Surveillance is at the core of this approach which aims to suppress social movements: it enables the targeting of particular, prominent and outspoken organizers; it facilitates intelligence collection on groups and movements to produce counter-messaging; and it gathers the knowledge of planned protest activities to control strategic geographic access points.
Without surveillance, the control of protests and protest space becomes much more reactive and far less organized. This is the precise imagery witnessed in the policing of anti-vax conflicts.
Fairy Creek, on the other hand, has been structured by a history of surveillance of land defenders and Indigenous groups and, because of the pre-existing knowledge and categories produced by police surveillance, has been the site of a far more violent policing response.
Not only does pre-emptive surveillance provide the tangible, practical tools to engage in tactics of strategic incapacitation, it also shapes the identities of both the land defenders and the police through pre-existing categories and stereotypes.
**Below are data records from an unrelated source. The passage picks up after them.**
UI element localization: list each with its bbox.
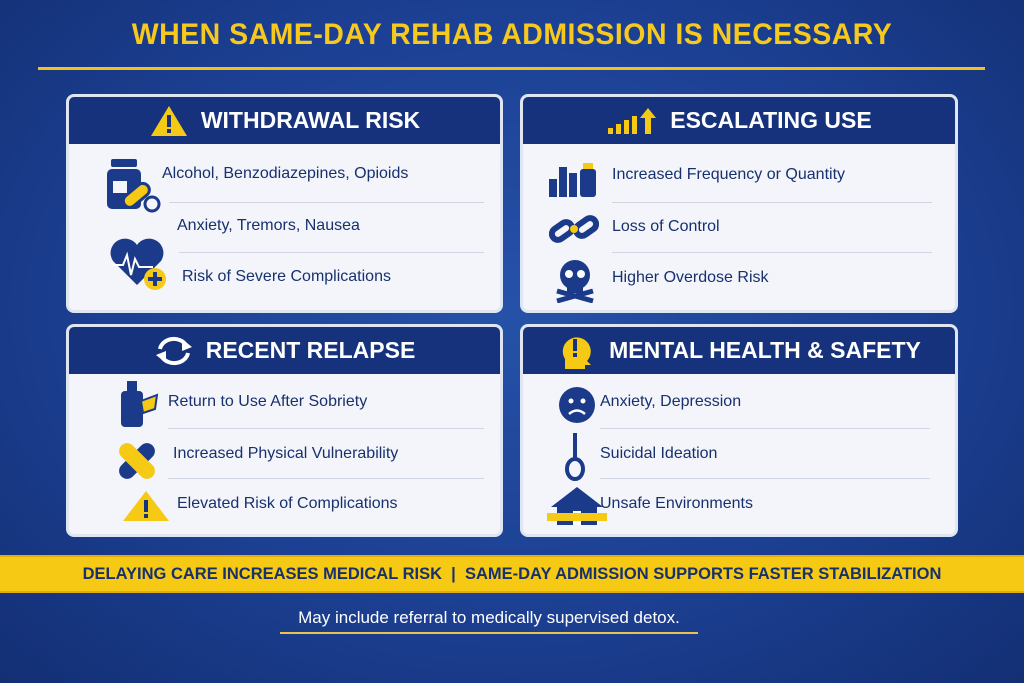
panel: mental health: Unsafe Environments bbox=[600, 495, 753, 512]
footnote bbox=[280, 608, 698, 634]
text: items: Return to Use After Sobriety bbox=[168, 393, 367, 410]
icon: house bbox=[547, 487, 607, 525]
header: escalating use: ESCALATING USE bbox=[670, 107, 872, 133]
icon: bars and bottle bbox=[549, 163, 596, 197]
header: recent relapse bbox=[69, 327, 500, 374]
footnote: May include referral to medically supervised detox. bbox=[298, 608, 680, 627]
panel: mental health bbox=[520, 324, 958, 537]
header: mental health bbox=[523, 327, 955, 374]
panel: withdrawal risk: Risk of Severe Complications bbox=[182, 268, 391, 285]
icon: broken chain bbox=[549, 215, 599, 243]
icon: pill bottle bbox=[107, 159, 160, 212]
header: mental health: MENTAL HEALTH & SAFETY bbox=[609, 337, 921, 363]
panel: withdrawal risk: Anxiety, Tremors, Nausea bbox=[177, 217, 360, 234]
icon: warning bbox=[123, 491, 169, 521]
icon: heart bbox=[110, 238, 166, 290]
panel: escalating use: Loss of Control bbox=[612, 218, 720, 235]
panel: recent relapse bbox=[66, 324, 503, 537]
text: items: Alcohol, Benzodiazepines, Opioids bbox=[162, 165, 408, 182]
panel: escalating use: Higher Overdose Risk bbox=[612, 269, 768, 286]
header: recent relapse: RECENT RELAPSE bbox=[206, 337, 415, 363]
icon: noose bbox=[565, 433, 585, 481]
icon: sad face bbox=[559, 387, 595, 423]
icon: bandage bbox=[119, 443, 155, 479]
banner bbox=[0, 555, 1024, 593]
panel: recent relapse: Increased Physical Vulnerability bbox=[173, 445, 398, 462]
text: items: Increased Frequency or Quantity bbox=[612, 166, 845, 183]
panel: withdrawal risk bbox=[66, 94, 503, 313]
panel: recent relapse: Elevated Risk of Complications bbox=[177, 495, 398, 512]
header: withdrawal risk bbox=[69, 97, 500, 144]
icon: bottle bbox=[121, 381, 158, 427]
banner: DELAYING CARE INCREASES MEDICAL RISK | SAME-DAY ADMISSION SUPPORTS FASTER STABILIZATION bbox=[83, 565, 941, 583]
header: escalating use bbox=[523, 97, 955, 144]
panel: escalating use bbox=[520, 94, 958, 313]
title: WHEN SAME-DAY REHAB ADMISSION IS NECESSARY bbox=[132, 18, 892, 51]
text: items: Anxiety, Depression bbox=[600, 393, 741, 410]
panel: mental health: Suicidal Ideation bbox=[600, 445, 717, 462]
header: withdrawal risk: WITHDRAWAL RISK bbox=[201, 107, 420, 133]
icon: skull bbox=[556, 260, 594, 303]
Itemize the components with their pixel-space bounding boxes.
Surveillance is a key mechanism by which these categories and belief systems have been produced and these organizational histories inform and prefigure contemporary practices.
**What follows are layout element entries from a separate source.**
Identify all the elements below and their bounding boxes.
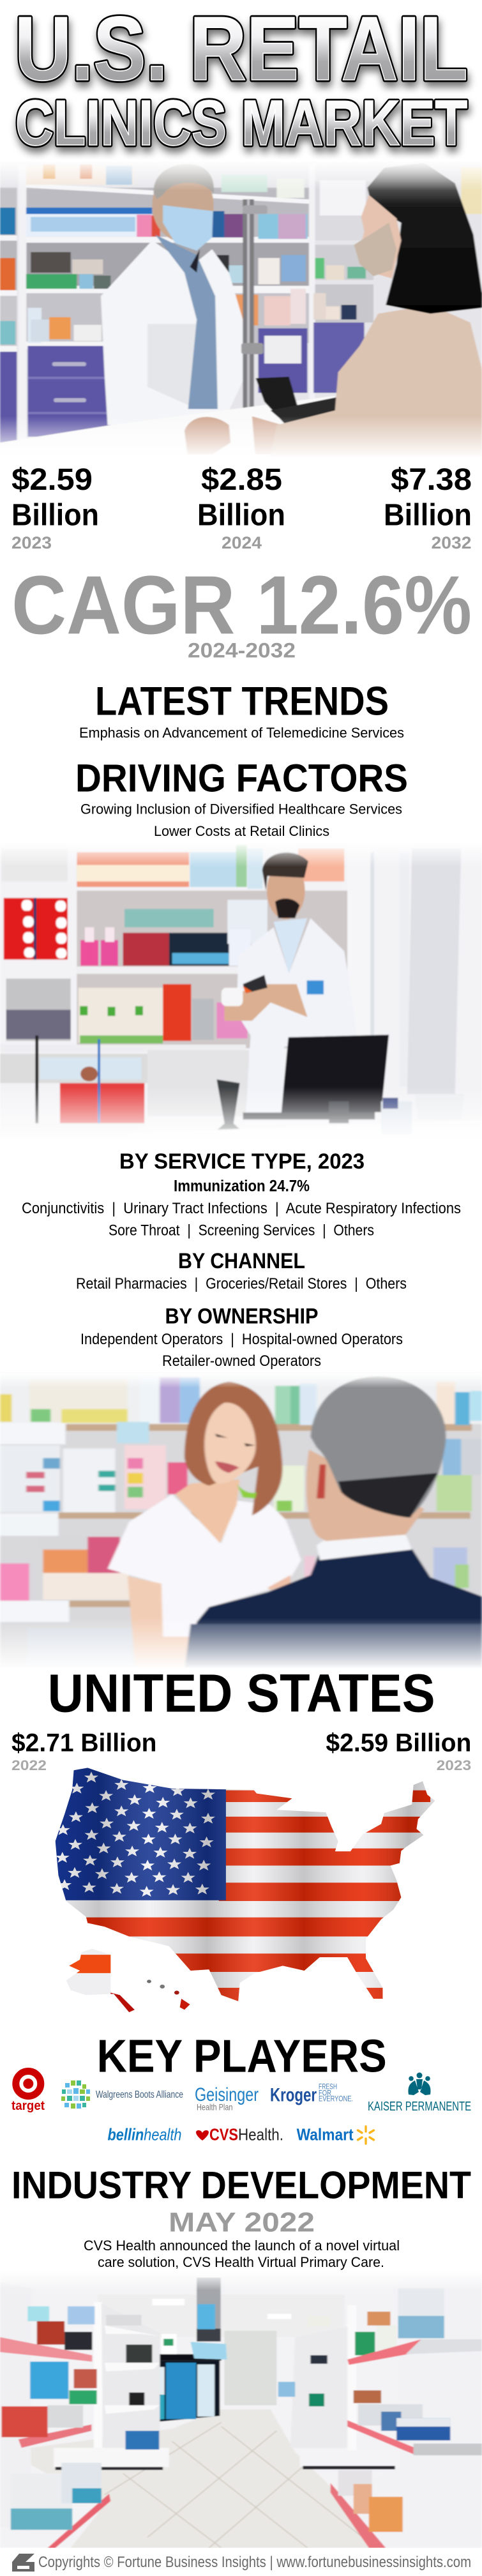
market values: 2024 xyxy=(197,462,285,552)
logo: Kroger xyxy=(270,2082,353,2106)
customer face and mask xyxy=(359,195,401,278)
logo: CVS Health: Health. xyxy=(238,2125,283,2144)
logo: Bellin Health: bellinhealth xyxy=(107,2125,181,2144)
left foreground shelves xyxy=(0,2337,92,2361)
pharmacist head xyxy=(152,169,214,242)
driving factors: Lower Costs at Retail Clinics xyxy=(154,823,329,839)
counter xyxy=(0,1120,482,1142)
key players heading: KEY PLAYERS xyxy=(97,2031,387,2082)
by service type: Sore Throat | Screening Services | Others xyxy=(109,1222,374,1239)
photo bottom fade xyxy=(0,1618,482,1670)
handshake hands xyxy=(185,417,230,455)
US value 2022 xyxy=(11,1729,157,1773)
photo bottom fade xyxy=(0,1087,482,1144)
right foreground shelves xyxy=(335,2273,482,2548)
lower shelf stock xyxy=(0,289,357,344)
logo: Kroger: FOR xyxy=(319,2088,331,2097)
market values: 2032: 2032 xyxy=(432,533,471,552)
left end shelf xyxy=(94,2302,102,2454)
left foreground wall xyxy=(0,2282,31,2548)
driving factors xyxy=(75,757,408,839)
pharmacist coat xyxy=(237,918,357,1112)
footer logo icon xyxy=(12,2554,34,2572)
customer hair xyxy=(367,163,482,314)
by channel: Retail Pharmacies | Groceries/Retail Stores | Others xyxy=(76,1275,407,1292)
by ownership: Independent Operators | Hospital-owned Operators xyxy=(80,1331,403,1348)
market values: 2032: Billion xyxy=(384,497,472,532)
monitor xyxy=(282,1034,389,1112)
top shelf products xyxy=(0,1377,482,1425)
photo top fade xyxy=(0,841,482,867)
driving factors: Growing Inclusion of Diversified Healthcare Services xyxy=(80,801,402,817)
man's hair xyxy=(310,1376,446,1518)
mainland xyxy=(52,1766,440,2005)
logo: Kroger: Kroger xyxy=(270,2085,317,2106)
logo: Kroger: EVERYONE. xyxy=(319,2095,353,2103)
by service type: Immunization 24.7% xyxy=(174,1177,310,1195)
bottles xyxy=(80,900,267,966)
center display xyxy=(129,2361,220,2425)
customer sweater xyxy=(271,305,482,457)
by service type: BY SERVICE TYPE, 2023 xyxy=(119,1149,365,1174)
logo: Walgreens Boots Alliance: Walgreens Boots Alliance xyxy=(96,2089,183,2100)
woman's face xyxy=(204,1402,256,1483)
scanner and keyboard xyxy=(256,377,303,425)
by channel xyxy=(76,1249,407,1292)
woman's body xyxy=(108,1494,301,1637)
pharmacist head and hair xyxy=(267,862,305,920)
logo: Kaiser Permanente xyxy=(368,2073,471,2114)
right end shelf xyxy=(347,2305,357,2454)
photo top fade xyxy=(0,160,482,190)
US value 2023 xyxy=(326,1729,471,1773)
date: MAY 2022 xyxy=(169,2207,315,2238)
logo: Target: target xyxy=(11,2099,45,2113)
Hawaii xyxy=(147,1980,190,2010)
mid shelf stock xyxy=(0,252,366,291)
by ownership xyxy=(80,1305,403,1370)
US value 2023: $2.59 Billion xyxy=(326,1729,471,1757)
logo: Geisinger Health Plan: Geisinger xyxy=(195,2084,259,2105)
logo: CVS Health xyxy=(196,2125,283,2144)
driving factors: DRIVING FACTORS xyxy=(75,757,408,800)
photo bottom fade xyxy=(0,416,482,458)
mid shelf products xyxy=(0,1422,482,1512)
man's jacket xyxy=(188,1549,482,1668)
logo: Kroger: FRESH xyxy=(319,2082,337,2091)
market values: 2023: Billion xyxy=(11,497,99,532)
latest trends xyxy=(79,679,404,741)
development text: CVS Health announced the launch of a novel virtual xyxy=(84,2238,400,2254)
by channel: BY CHANNEL xyxy=(178,1249,305,1273)
lower shelf stock xyxy=(6,984,248,1043)
market values: 2032: $7.38 xyxy=(391,462,472,497)
CAGR figure: 2024-2032 xyxy=(188,639,296,662)
logo: CVS Health: CVS xyxy=(209,2125,238,2144)
US value 2022: 2022 xyxy=(11,1757,47,1773)
photo top fade xyxy=(0,1373,482,1388)
lower shelf products xyxy=(0,1537,469,1667)
flag-patterned US map xyxy=(52,1766,440,2015)
logo: Walmart: Walmart xyxy=(297,2125,354,2144)
photo: pharmacist with barcode scanner xyxy=(0,841,482,1144)
footer white band xyxy=(0,2548,482,2576)
arm, hand and scanner xyxy=(224,984,308,1021)
by ownership: Retailer-owned Operators xyxy=(162,1352,321,1370)
market values: 2032 xyxy=(384,462,472,552)
development text: care solution, CVS Health Virtual Primary Care. xyxy=(98,2254,384,2270)
market values: 2024: Billion xyxy=(197,497,285,532)
US value 2022: $2.71 Billion xyxy=(11,1729,157,1757)
pharmacist coat xyxy=(101,240,243,425)
steel pole xyxy=(243,199,254,457)
top-row stock xyxy=(26,164,482,215)
logo: Geisinger Health Plan xyxy=(195,2084,259,2112)
market values: 2023: $2.59 xyxy=(11,462,93,497)
woman's neck xyxy=(175,1480,240,1543)
telephone and pens xyxy=(415,1094,464,1120)
title xyxy=(15,0,468,159)
market values: 2023 xyxy=(11,462,99,552)
counter xyxy=(0,396,335,457)
United States heading: UNITED STATES xyxy=(48,1663,435,1723)
woman's hair xyxy=(185,1381,282,1515)
floor xyxy=(31,2409,384,2548)
blue boxes row xyxy=(0,208,308,239)
by ownership: BY OWNERSHIP xyxy=(165,1305,318,1329)
man's collar and neck xyxy=(317,1534,412,1560)
glasses and red boxes xyxy=(35,1035,144,1123)
logo: Walgreens Boots Alliance xyxy=(61,2080,183,2109)
by service type xyxy=(22,1149,461,1239)
logo: Geisinger Health Plan: Health Plan xyxy=(197,2102,232,2112)
development text xyxy=(84,2238,400,2270)
market values: 2024: $2.85 xyxy=(201,462,282,497)
photo: pharmacist serving masked customer xyxy=(0,160,482,458)
logo: Target xyxy=(11,2072,45,2113)
latest trends: LATEST TRENDS xyxy=(95,679,389,724)
top stock xyxy=(1,845,344,889)
photo: pharmacy aisle xyxy=(0,2271,482,2548)
Alaska xyxy=(66,1949,135,2012)
blue shirt xyxy=(155,234,218,409)
pocket xyxy=(307,980,324,994)
photo: pharmacist woman and customer xyxy=(0,1373,482,1670)
latest trends: Emphasis on Advancement of Telemedicine Services xyxy=(79,725,404,741)
US value 2023: 2023 xyxy=(437,1757,471,1773)
market values: 2024: 2024 xyxy=(222,533,262,552)
photo top fade xyxy=(0,2271,482,2291)
market values: 2023: 2023 xyxy=(11,533,52,552)
red boxes xyxy=(4,898,68,960)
This broader factor can help explain the zeal and excessive force enacted by police at Fairy Creek: land defenders were not only characterized as criminal but also represented a symbolic threat to Canadian identity. Indeed, the conflict is highly representative of settler-colonial policing where the police are not only a vehicle for “law and order” but also a frontline in the defence of society’s values.
This dynamic was particularly apparent with the appearance of “thin blue line” patches on RCMP uniforms at Fairy Creek. The patches depict a grey and white Canadian flag with a blue horizontal line through it. Despite having unequivocally racist and colonial meanings, and despite a management directive against wearing them, the RCMP police union has supported officers sporting the patches.
Notably, the appearance of the patches played a role in the B.C. Supreme Court’s decision to end their injunction that blocked people from protesting against logging companies. The decision, although since appealed with a temporary injunction put back in its place, was a rare rebuke of police misconduct. It will, however, likely do very little to change the organizational practices that produced the police response at Fairy Creek.
If the police feel they have the right and duty to protect notions of Canada’s “social values” in the forests of Pacheedaht territory, there are significant — potentially unsurpassable — organizational practices that shape, enculture and grow a deeply colonial belief system sustaining these police operations.
One cannot change an organization’s culture or everyday practical circumstances without reckoning with its embedded cultures and histories. Police organizations have a terrible track record with the kind of critical self-reflection that would be a first step at correcting this legacy.
As the police response at Fairy Creek can be explained by an excess of surveillance and the organizational practices that flow from criminal categorization and surveillance, the laissez-faire police response to anti-vaxxers can be explained by a lack of historical surveillance. A lack of regularized, ritualized surveillance means that the characterizations of a movement do not travel through the labelling process that makes a group potential criminals, outsiders or social threats.
The solution should not necessarily be more policing of these groups. Like other social problems, more policing will do little to address the far-right or anti-vax conspiracy grievances.
However, much more important knowledge can be drawn about the belief systems within police organizations. Based on current indications, we should have significant concerns about the effectiveness and legitimacy of police organizations being involved in these responses.